2. Inconformados com esta decisão interpuseram os réus recurso de apelação, pedindo a anulação da decisão para ampliação da matéria de facto ou a sua revogação, concluindo do seguinte modo as alegações apresentadas:
“A - O Tribunal 'a quo' deu como provada a matéria de facto que não pode conduzir à excepção prevista no Art.º 86º, do RAU, mas, sim, no sentido de que teria que improceder, na sua totalidade, o pedido dos AA./Recorridos, por se verificar o disposto na al. b), do n° 1, do Art.º 85º do RAU. B - Não foi alegada, nem se provou que a casa arrendada, onde tiveram residência, os apelantes, satisfazia as respectivas necessidades habitacionais imediatas, de que fala o insigne conselheiro, actual Presidente do Supremo Tribunal de Justiça. C - Para proceder 'in casu' tal interpretação, teria que ser ampliada a matéria de facto, para prova de tais requisitos; pois, sem tal, não procederia a excepção do Art.º 86º do RAU. D - A sentença recorrida, além de resultar de uma interpretação extensiva da lei, é contrária à prova produzida: decretando um despejo, e pondo em causa um direito fundamental consignado em Constituição, no seu Art.º 65º.

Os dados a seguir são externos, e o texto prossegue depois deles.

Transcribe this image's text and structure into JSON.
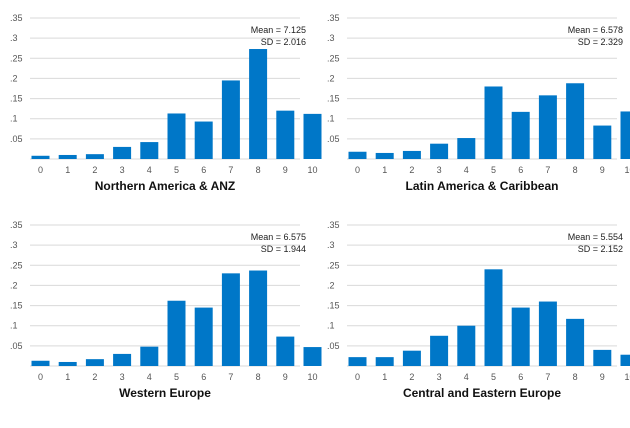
{
  "chart_data": [
    {
      "type": "bar",
      "title": "Northern America & ANZ",
      "mean_label": "Mean = 7.125",
      "sd_label": "SD = 2.016",
      "categories": [
        "0",
        "1",
        "2",
        "3",
        "4",
        "5",
        "6",
        "7",
        "8",
        "9",
        "10"
      ],
      "values": [
        0.008,
        0.01,
        0.012,
        0.03,
        0.042,
        0.113,
        0.093,
        0.195,
        0.273,
        0.12,
        0.112
      ],
      "ylim": [
        0,
        0.35
      ],
      "yticks": [
        ".05",
        ".1",
        ".15",
        ".2",
        ".25",
        ".3",
        ".35"
      ],
      "color": "#0077c8",
      "grid": true
    },
    {
      "type": "bar",
      "title": "Latin America & Caribbean",
      "mean_label": "Mean = 6.578",
      "sd_label": "SD = 2.329",
      "categories": [
        "0",
        "1",
        "2",
        "3",
        "4",
        "5",
        "6",
        "7",
        "8",
        "9",
        "10"
      ],
      "values": [
        0.018,
        0.015,
        0.02,
        0.038,
        0.052,
        0.18,
        0.117,
        0.158,
        0.188,
        0.083,
        0.118
      ],
      "ylim": [
        0,
        0.35
      ],
      "yticks": [
        ".05",
        ".1",
        ".15",
        ".2",
        ".25",
        ".3",
        ".35"
      ],
      "color": "#0077c8",
      "grid": true
    },
    {
      "type": "bar",
      "title": "Western Europe",
      "mean_label": "Mean = 6.575",
      "sd_label": "SD = 1.944",
      "categories": [
        "0",
        "1",
        "2",
        "3",
        "4",
        "5",
        "6",
        "7",
        "8",
        "9",
        "10"
      ],
      "values": [
        0.013,
        0.01,
        0.017,
        0.03,
        0.048,
        0.162,
        0.145,
        0.23,
        0.237,
        0.073,
        0.047
      ],
      "ylim": [
        0,
        0.35
      ],
      "yticks": [
        ".05",
        ".1",
        ".15",
        ".2",
        ".25",
        ".3",
        ".35"
      ],
      "color": "#0077c8",
      "grid": true
    },
    {
      "type": "bar",
      "title": "Central and Eastern Europe",
      "mean_label": "Mean = 5.554",
      "sd_label": "SD = 2.152",
      "categories": [
        "0",
        "1",
        "2",
        "3",
        "4",
        "5",
        "6",
        "7",
        "8",
        "9",
        "10"
      ],
      "values": [
        0.022,
        0.022,
        0.038,
        0.075,
        0.1,
        0.24,
        0.145,
        0.16,
        0.117,
        0.04,
        0.028
      ],
      "ylim": [
        0,
        0.35
      ],
      "yticks": [
        ".05",
        ".1",
        ".15",
        ".2",
        ".25",
        ".3",
        ".35"
      ],
      "color": "#0077c8",
      "grid": true
    }
  ]
}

E- A sentença de que se recorre violou o disposto no Art.º 85º, n° 1, al. b), do RAU, Art.º 668º, n° 1, al. b), do C.P.C., Art.º 9° do C.C. e Art.º 65º, n° 1, da Constituição da República Portuguesa.”
3. O Tribunal da Relação de Guimarães, por acórdão de 24 de Março de 2004, julgou improcedente a apelação, confirmando a sentença recorrida. Notificados deste aresto os recorrentes requereram a sua aclaração e reforma invocando que o mesmo padecia de “ambiguidades”, bem como de “lapso na qualificação jurídica dos factos e determinação da norma aplicável”, o que veio a ser indeferido por acórdão de 26 de Maio de 2004.

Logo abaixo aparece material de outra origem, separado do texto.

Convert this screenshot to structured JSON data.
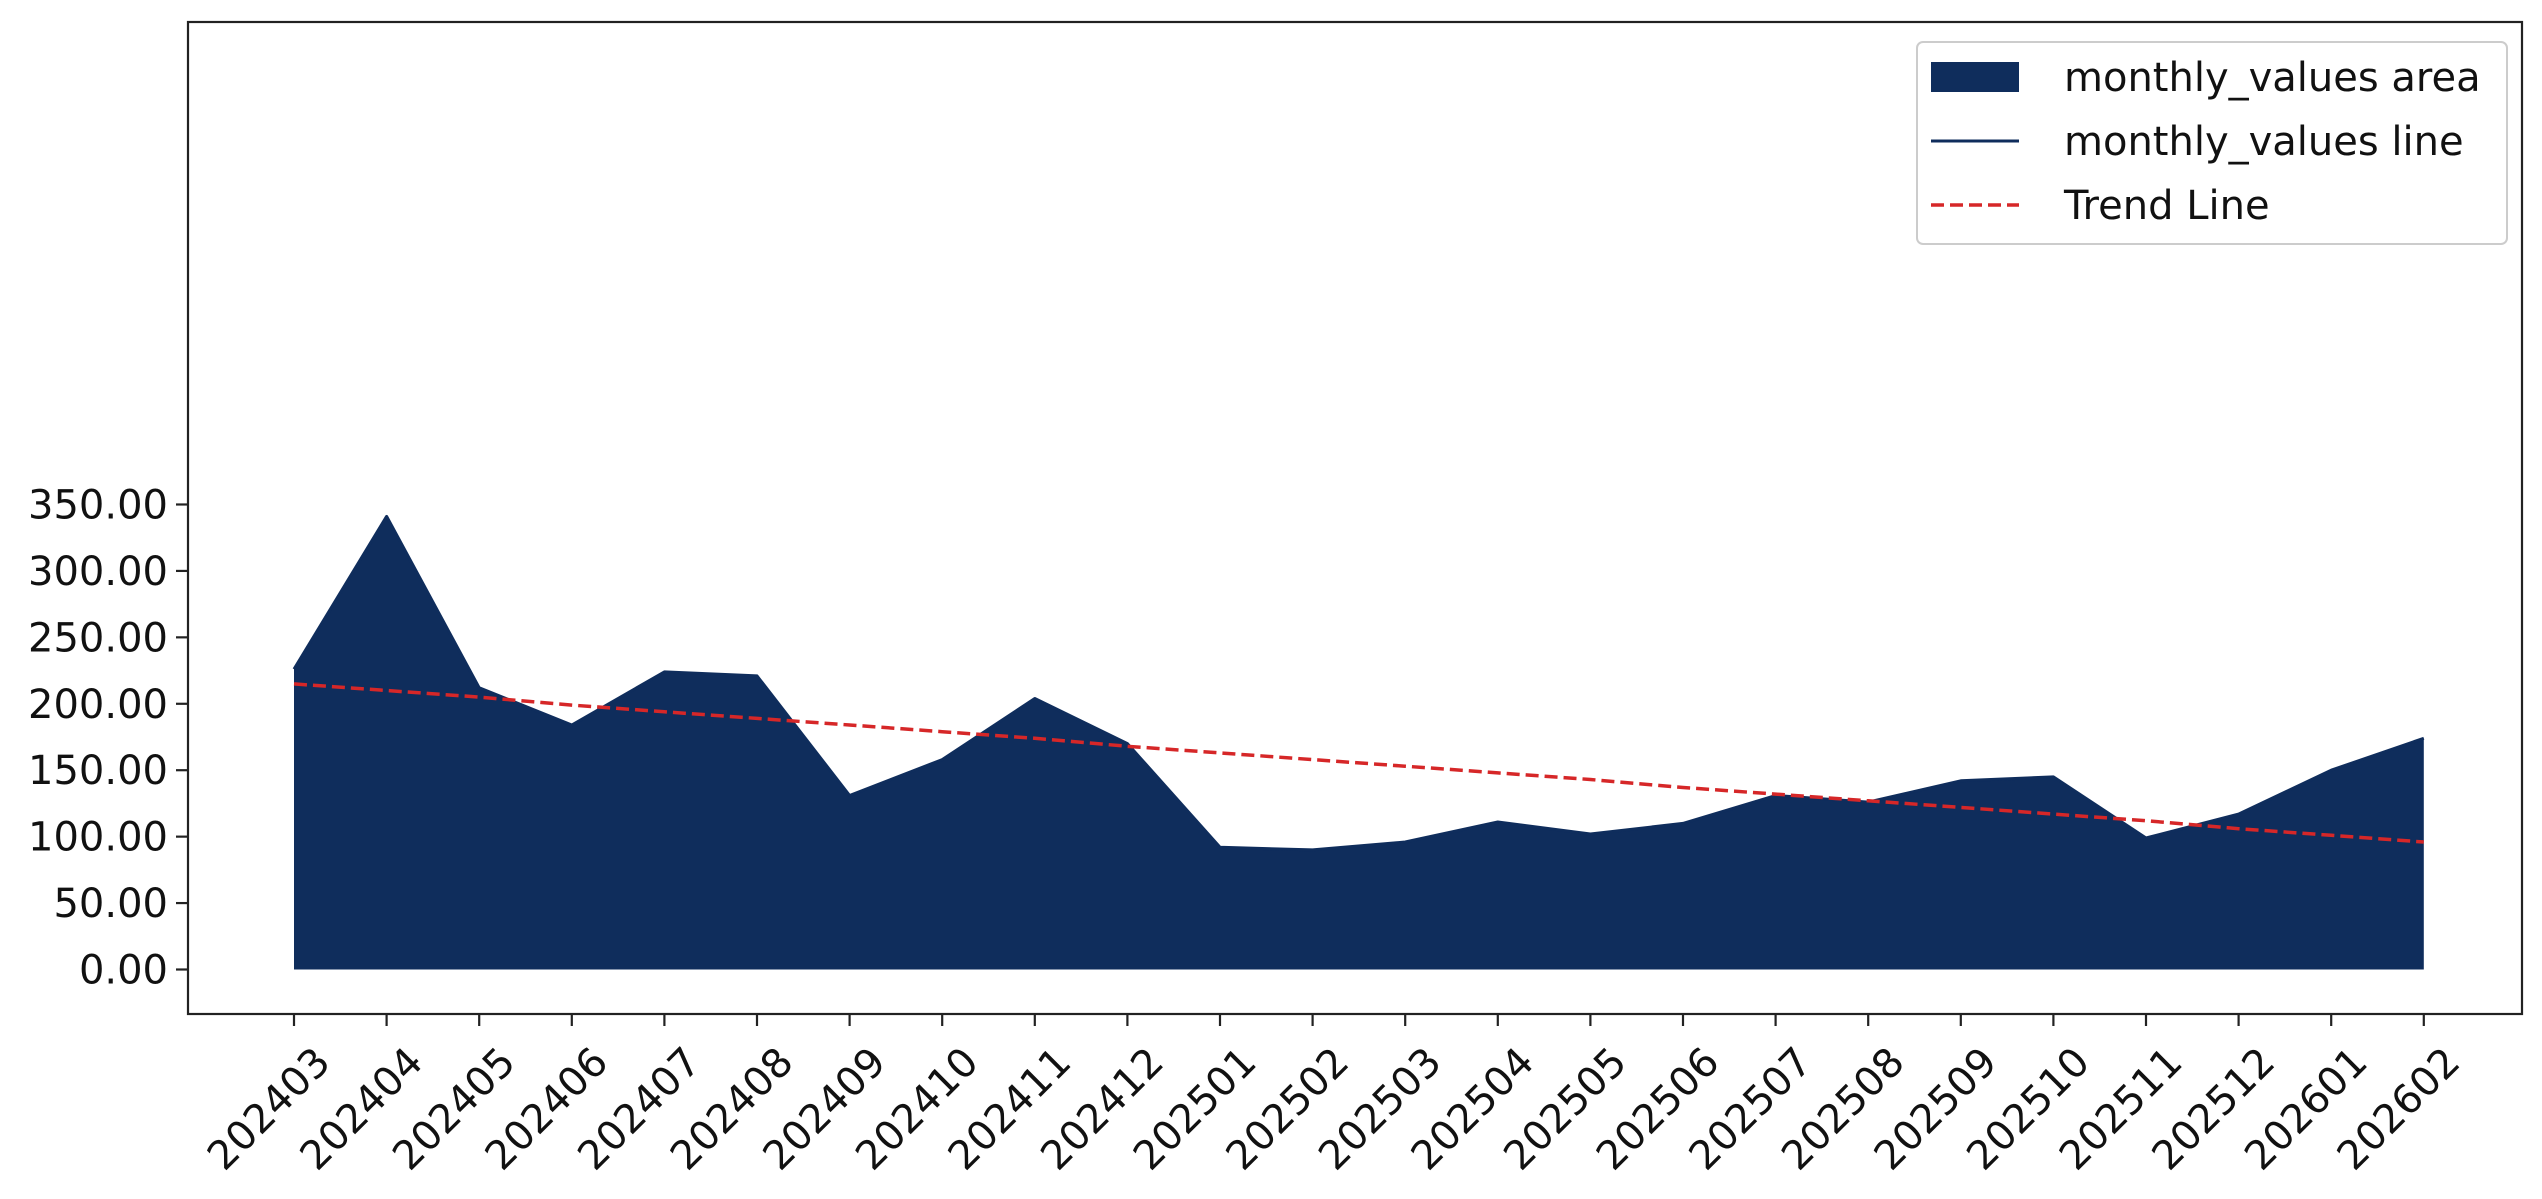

4. Através do requerimento de fls. 246, vieram os recorrentes C. e marido D. interpor recurso para o Tribunal Constitucional, com fundamento na alínea b) do nº1 do artigo 70º da Lei n.º 28/82, de 15 de Novembro, pretendendo “ver apreciada a inconstitucionalidade da norma com a interpretação com que foi aplicada na decisão recorrida e a ilegalidade conducente a tal interpretação”, acrescentando que a questão de inconstitucionalidade foi suscitada nos autos nas alegações de recurso e no requerimento de reforma do acórdão.
5. Não se encontrando o Tribunal Constitucional vinculado pela decisão que admitiu o recurso (cfr. n.º3 do artigo 76.º da Lei n.º 28/82), entende-se não poder conhecer do objecto do recurso, sendo caso de proferir decisão sumária, nos termos dos n.º 1 do artigo 78.º-A do mesmo diploma, como se passa a fundamentar sumariamente.

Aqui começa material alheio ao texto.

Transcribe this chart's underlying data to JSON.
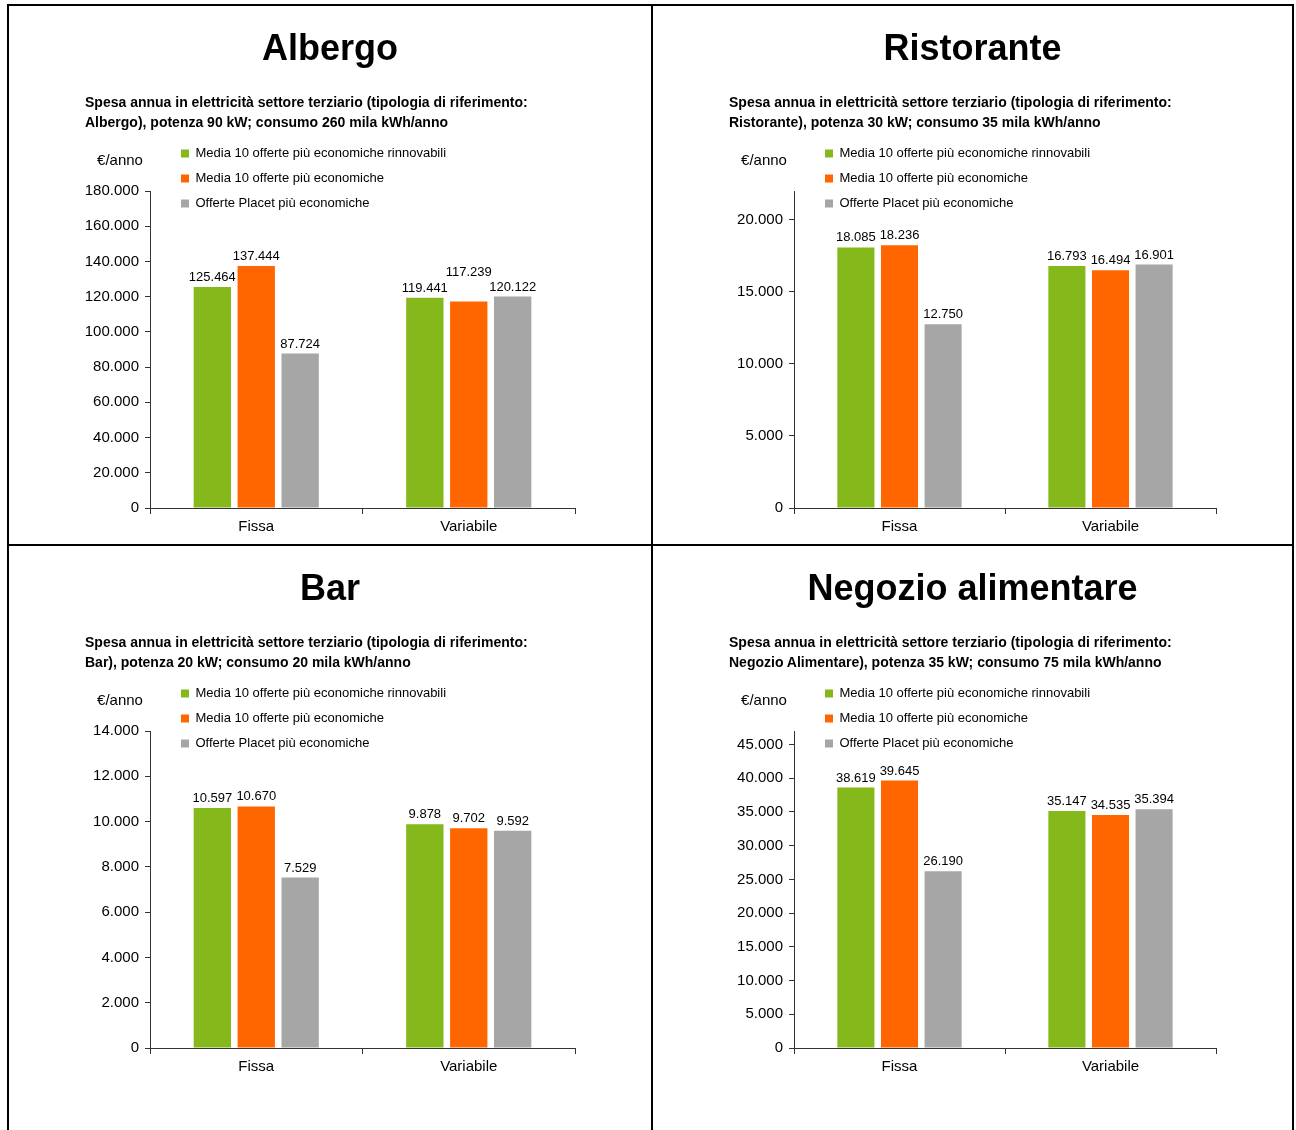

6. Apesar das deficiências do requerimento de interposição de recurso, nomeadamente por falta de indicação da norma cuja inconstitucionalidade se pretende ver apreciada e dos preceitos constitucionais que se considera terem sido violados, é inútil convidar os recorrentes a completá-lo (artigo 75.º-A, n.ºs 5 e 6 da LTC), porque o recurso nunca poderia prosseguir, fosse qual fosse a resposta. Com efeito, ao abrigo da alínea b) do n.º 1 do artigo 70.ºda LTC, cabe recurso para o Tribunal Constitucional das decisões que apliquem norma cuja inconstitucionalidade haja sido suscitada durante o processo. Não cabe tal recurso, como o Tribunal tem repetida e pacificamente afirmado, quando a violação de normas ou princípios constitucionais seja dirigida à decisão judicial, em si mesmo considerada e não uma norma (na sua totalidade, em dado segmento, ou em certa interpretação mediatizada pela decisão recorrida). O nosso sistema de fiscalização concreta de constitucionalidade não é do tipo do recurso de amparo espanhol ou da queixa constitucional alemã. Ora, os recorrentes não suscitaram perante o tribunal que proferiu a decisão recorrida (seja ela o acórdão de 24 de Março de 2004, seja o de 26 de Maio do mesmo ano, que indeferiu o pedido de reforma do primeiro, ou ambos) qualquer questão de constitucionalidade normativa. No que respeita à contrariedade com a Lei Fundamental, limitaram-se a censurar a decisão recorrida, por violação do artigo 65.º, n.º1, da Constituição, como resulta inequivocamente das conclusões
“D” e “E” das alegações do recurso de apelação acima transcritas. Nestes termos, e nada mais havendo nos autos que, nesta vertente, possa aproveitar aos recorrentes, impõe-se a conclusão de que não foi suscitada, e muito menos de modo processualmente adequado, qualquer questão de constitucionalidade normativa perante o tribunal que proferiu a decisão recorrida (artigo 72.º, n.º 2 da LTC), o que legitima que se profira decisão sumária, nos termos do artigo 78.º-A da LTC.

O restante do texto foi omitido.